Is there a measurable difference in skill, productivity, or programming enjoyment between people who depend on IDEs and those who don't, or is it all just fanboyism?
Let's just narrow this down to Visual Studio vs. Emacs---the question is too broad otherwise, and I suspect most people (at least here on StackOverflow) are familiar with those two. [I am, and I use and prefer emacs]
Next, let's break the three components of the question down.
Programming enjoyment boils down to primarily liking programming in itself, and secondarily to not have annoyance factors pop up when you do it. Using tools that you struggle with is going to subtract from the enjoyment. So, I would guesstimate, the enjoyment is likely maximized by using tools you like and are familiar with.
Of course, once you do get familiar with a new tool, you may find that you like that tool better, and thus will like programming more if you do it with your new favorite tool. It isn't clear to me that people in general will like VS over emacs (or vice versa) when they know them both well.
Next, programming skill. If there's any connection between skill and choice of VS/emacs, I think it's skill causing choice, not choice causing skill. None of {VS, emacs}, in my experience, seem to make me learn anything about writing better code.
A good tool may make me able to write the same code (and thus same quality of code) in smaller amounts of time; if we assume that productivity = quality of code `times` code per time
, then it stands to reason that any editor that'll let you write good code in less time is a productivity boost.
I may be too unfamiliar with VS, but here I think emacs has some strengths that I haven't found in VS. It may sound ridiculous, but something as simple as cursor movement with Ctrl-[fbnp]
is a real boon---it means you don't have to move your hands to the arrow keys. Another thing: you can do a search or replace which includes newlines, which I use often enough that I'd hate to miss it.
Another thing I like is the ability to embed a shell in my editor. In my experience, it's much more valuable on non-windows platforms (and my first "programming" experience, IIRC, was writing DOS .bat files, so I'm not just a flaming fanboy), but on those platforms it's a big win. It makes emacs "integrate" with "everything" (file search with find/locate, text search with grep, version control with svn/git/hg/..., you name it).
Final verdict--should you learn emacs or not? And is it all fanboyism? If you got the time, I'd say it's always worth learning new ways of doing the same thing, because the new way just might turn out to work better for you. And I encourage you to not reject it for what it appears to be when you're all new to it.

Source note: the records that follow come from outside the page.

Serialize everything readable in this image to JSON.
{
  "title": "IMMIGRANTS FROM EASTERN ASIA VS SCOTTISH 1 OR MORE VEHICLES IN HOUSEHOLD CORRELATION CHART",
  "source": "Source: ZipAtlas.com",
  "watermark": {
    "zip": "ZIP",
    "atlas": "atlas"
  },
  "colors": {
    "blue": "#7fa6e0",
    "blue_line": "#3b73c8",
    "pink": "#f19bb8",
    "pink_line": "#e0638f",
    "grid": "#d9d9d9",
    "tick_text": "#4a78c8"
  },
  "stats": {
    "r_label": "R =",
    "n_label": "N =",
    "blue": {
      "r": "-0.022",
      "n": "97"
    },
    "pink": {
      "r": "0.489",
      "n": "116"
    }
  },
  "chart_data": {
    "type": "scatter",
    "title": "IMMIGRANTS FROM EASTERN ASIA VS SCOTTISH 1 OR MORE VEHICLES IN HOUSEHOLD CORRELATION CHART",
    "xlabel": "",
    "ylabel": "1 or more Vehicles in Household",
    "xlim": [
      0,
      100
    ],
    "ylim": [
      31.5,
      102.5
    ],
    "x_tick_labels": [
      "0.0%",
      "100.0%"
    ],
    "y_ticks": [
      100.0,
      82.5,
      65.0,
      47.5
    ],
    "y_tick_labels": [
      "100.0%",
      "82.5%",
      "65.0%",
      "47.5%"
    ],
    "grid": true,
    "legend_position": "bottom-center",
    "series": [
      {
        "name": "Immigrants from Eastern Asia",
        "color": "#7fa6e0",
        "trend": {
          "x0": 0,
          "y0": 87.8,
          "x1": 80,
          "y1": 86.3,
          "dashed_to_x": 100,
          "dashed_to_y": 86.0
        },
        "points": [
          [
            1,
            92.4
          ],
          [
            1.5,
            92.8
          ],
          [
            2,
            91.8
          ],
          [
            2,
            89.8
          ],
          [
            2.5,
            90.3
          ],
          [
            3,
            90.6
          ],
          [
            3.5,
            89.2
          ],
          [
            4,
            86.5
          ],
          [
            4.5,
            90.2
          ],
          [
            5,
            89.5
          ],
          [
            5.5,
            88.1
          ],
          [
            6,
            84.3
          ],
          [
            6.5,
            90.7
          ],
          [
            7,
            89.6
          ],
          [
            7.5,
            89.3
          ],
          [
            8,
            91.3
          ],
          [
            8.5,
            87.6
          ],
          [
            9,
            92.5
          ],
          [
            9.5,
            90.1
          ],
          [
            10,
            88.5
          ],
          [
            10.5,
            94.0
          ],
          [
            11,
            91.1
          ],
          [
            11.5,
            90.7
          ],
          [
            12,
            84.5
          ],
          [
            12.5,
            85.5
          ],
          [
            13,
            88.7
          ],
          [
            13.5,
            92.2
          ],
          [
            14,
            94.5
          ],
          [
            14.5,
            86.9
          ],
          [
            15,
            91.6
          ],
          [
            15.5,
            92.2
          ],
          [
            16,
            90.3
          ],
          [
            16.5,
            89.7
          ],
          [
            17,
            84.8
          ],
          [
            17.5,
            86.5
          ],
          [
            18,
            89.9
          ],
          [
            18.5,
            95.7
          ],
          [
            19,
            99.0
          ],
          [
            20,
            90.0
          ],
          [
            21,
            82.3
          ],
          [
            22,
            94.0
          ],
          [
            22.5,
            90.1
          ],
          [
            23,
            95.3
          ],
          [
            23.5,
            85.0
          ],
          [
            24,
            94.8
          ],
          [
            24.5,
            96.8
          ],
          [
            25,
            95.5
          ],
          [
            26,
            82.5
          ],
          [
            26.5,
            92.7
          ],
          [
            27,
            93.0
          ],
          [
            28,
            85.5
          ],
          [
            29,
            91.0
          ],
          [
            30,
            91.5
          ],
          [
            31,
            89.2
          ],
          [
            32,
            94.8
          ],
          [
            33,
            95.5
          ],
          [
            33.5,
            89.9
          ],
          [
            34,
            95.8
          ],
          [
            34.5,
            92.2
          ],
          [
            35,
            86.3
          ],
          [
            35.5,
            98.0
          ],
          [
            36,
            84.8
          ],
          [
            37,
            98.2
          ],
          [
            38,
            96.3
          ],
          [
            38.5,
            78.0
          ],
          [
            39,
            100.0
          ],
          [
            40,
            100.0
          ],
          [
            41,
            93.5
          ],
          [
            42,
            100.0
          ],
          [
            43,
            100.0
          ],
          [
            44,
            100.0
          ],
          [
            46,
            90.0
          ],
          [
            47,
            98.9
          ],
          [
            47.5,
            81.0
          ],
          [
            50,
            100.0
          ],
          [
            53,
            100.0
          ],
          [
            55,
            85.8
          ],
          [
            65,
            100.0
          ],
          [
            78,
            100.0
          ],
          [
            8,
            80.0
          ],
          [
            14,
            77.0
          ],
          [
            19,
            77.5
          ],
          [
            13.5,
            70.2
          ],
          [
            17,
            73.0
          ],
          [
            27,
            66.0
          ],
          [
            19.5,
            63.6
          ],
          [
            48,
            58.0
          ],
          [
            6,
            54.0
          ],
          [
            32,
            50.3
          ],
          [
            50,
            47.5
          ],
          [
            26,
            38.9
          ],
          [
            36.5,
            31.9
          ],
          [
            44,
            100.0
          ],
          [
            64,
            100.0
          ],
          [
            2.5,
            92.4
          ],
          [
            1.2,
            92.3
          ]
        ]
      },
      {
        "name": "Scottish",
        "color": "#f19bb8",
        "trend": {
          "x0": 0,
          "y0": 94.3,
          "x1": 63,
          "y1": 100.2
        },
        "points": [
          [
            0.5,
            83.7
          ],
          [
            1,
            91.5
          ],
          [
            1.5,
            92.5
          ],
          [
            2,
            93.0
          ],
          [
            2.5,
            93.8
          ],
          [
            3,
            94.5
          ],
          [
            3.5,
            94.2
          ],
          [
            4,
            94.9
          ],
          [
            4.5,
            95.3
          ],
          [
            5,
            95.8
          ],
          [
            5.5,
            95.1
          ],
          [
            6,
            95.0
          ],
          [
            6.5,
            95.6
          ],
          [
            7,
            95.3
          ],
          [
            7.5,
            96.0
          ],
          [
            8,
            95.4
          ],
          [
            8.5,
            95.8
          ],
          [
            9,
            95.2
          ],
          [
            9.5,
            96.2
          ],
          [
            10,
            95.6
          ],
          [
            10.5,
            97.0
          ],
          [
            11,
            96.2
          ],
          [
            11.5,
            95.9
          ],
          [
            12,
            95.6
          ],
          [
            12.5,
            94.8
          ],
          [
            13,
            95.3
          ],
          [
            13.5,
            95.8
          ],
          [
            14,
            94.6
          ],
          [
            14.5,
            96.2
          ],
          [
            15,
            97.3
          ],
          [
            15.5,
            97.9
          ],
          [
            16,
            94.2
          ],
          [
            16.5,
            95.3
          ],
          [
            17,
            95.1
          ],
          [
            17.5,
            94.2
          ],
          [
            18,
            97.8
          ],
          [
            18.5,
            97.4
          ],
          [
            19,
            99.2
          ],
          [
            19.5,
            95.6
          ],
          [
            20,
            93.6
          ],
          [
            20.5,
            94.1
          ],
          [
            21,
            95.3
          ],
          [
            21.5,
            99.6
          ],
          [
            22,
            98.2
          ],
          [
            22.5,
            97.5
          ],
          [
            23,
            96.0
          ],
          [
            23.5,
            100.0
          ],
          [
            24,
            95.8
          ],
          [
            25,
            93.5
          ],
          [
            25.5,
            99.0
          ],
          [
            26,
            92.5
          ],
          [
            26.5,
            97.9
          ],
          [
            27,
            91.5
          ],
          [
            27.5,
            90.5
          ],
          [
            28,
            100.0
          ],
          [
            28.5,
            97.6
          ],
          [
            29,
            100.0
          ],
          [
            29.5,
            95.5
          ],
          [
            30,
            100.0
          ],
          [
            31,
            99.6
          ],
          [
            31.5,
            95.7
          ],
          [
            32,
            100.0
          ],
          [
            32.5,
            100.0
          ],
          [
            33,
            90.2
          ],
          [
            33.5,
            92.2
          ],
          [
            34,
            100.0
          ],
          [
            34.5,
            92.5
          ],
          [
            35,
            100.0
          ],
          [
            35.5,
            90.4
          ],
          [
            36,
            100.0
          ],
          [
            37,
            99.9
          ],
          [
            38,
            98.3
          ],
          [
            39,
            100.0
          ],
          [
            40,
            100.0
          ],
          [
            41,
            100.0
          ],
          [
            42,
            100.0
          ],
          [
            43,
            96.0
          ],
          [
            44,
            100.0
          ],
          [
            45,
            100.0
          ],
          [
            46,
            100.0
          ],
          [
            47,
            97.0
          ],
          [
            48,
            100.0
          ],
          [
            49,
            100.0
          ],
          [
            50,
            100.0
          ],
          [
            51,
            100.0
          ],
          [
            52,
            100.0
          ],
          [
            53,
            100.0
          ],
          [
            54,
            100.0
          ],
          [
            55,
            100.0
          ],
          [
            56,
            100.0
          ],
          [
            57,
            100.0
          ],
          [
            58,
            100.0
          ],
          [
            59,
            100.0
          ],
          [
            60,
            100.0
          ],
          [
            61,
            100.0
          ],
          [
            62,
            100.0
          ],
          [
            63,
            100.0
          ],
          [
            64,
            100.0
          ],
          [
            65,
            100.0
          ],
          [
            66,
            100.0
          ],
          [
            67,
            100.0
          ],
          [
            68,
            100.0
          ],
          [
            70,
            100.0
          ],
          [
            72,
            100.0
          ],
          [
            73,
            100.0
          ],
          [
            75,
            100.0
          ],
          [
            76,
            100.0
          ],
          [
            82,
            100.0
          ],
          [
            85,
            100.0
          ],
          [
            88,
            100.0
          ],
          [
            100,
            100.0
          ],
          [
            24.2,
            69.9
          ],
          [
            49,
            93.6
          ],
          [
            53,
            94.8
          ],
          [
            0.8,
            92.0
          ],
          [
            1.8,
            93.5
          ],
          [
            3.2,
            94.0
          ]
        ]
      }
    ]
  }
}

In that sense, it's like switching to the Dvorak keyboard layout: you're slower at first, but once you get up to speed you're likely to be at least as fast as on qwerty, and more comfortable. I recommend the same approach to learning new (programming) languages as well: because you don't know the vocabulary (standard library), saying things is hard, but the reward is still there in the horizon waiting for you.